Urodziwa Chinka Zhang Yan obala mit kobiety za kierownicą. To jedyna mieszkanka Państwa Środka profesjonalnie uprawiająca drifting, czyli jazdę samochodem bokiem w poślizgu.
Codziennie pali cztery gumy z niezłym piskiem. Głównie na obrzeżach Pekinu, gdzie trenuje drifting. Ta dyscyplina, na świecie znana od 30 lat, w Chinach jest jeszcze stosunkowo mało znana.
Yan chce to jednak zmienić. Pierwszy raz, będąc wówczas nadzieją lokalnej stacji telewizyjnej, mocno zaciągnęła ręczny hamulec wchodząc w zakręt, cztery lata temu.
Jedzie na mistrza
Teraz dwudziestokilkuletnia kobieta ma już na koncie kilkanaście profesjonalnych nagród. Dwa lata temu zdobyła pierwsze miejsce w Zawodach Formula Ford w brytyjskim Donington Park.
- Kiedy siadam za kierownicą staje się zupełnie kimś innym - prawdziwą sobą. Czuje się, jakby jeżdżenie było moją prawdziwą misją. Nie mogę już bez tego żyć - zwierza się. Dodaje jednak, że tego można była się spodziewać. - Już jako dziecko wolałam się bawić samochodami niż lalkami i oglądać w telewizji wyścigi zamiast seriali - mówi.

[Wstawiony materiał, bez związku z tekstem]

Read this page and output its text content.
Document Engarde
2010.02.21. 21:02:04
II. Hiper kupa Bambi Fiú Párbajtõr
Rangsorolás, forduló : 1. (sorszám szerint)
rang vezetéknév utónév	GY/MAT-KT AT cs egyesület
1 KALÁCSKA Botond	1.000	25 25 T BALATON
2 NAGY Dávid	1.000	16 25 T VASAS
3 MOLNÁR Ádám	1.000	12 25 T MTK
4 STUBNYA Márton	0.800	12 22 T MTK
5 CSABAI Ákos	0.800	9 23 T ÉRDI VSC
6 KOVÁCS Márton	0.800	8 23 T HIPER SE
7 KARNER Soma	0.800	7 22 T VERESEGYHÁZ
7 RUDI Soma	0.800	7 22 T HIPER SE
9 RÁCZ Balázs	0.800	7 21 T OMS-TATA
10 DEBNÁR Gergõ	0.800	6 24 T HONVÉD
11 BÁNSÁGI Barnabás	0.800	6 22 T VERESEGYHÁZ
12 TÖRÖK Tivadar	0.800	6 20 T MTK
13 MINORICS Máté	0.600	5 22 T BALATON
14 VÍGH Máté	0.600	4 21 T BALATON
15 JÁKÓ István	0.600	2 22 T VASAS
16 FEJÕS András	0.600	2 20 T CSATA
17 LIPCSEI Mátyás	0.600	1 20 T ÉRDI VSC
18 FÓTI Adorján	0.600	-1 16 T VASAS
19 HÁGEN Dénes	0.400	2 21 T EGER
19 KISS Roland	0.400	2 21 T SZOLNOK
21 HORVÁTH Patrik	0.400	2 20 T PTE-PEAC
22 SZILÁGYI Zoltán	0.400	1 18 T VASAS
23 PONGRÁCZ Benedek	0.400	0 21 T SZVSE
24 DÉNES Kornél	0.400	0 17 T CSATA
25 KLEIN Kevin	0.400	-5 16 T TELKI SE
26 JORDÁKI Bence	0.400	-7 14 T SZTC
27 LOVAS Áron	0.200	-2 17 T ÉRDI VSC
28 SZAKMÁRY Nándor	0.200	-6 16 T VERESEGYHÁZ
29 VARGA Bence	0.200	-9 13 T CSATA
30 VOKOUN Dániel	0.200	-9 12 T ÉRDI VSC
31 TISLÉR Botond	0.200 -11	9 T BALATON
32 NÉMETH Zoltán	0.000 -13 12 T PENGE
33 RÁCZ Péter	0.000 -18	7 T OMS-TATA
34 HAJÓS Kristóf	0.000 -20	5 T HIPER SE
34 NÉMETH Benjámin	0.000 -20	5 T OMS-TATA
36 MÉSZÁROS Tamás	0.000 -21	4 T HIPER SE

Nie zniechęciło jej nawet to, że w związku z kryzysem straciła sponsora. Teraz z własnej kieszeni, głównie napełnionej na zawodach wydaje rocznie równowartość 365 tys. dol. ma treningi i marzy, że kiedyś będzie prawdziwą międzynarodową gwiazdą, taką jak np. Ken Block.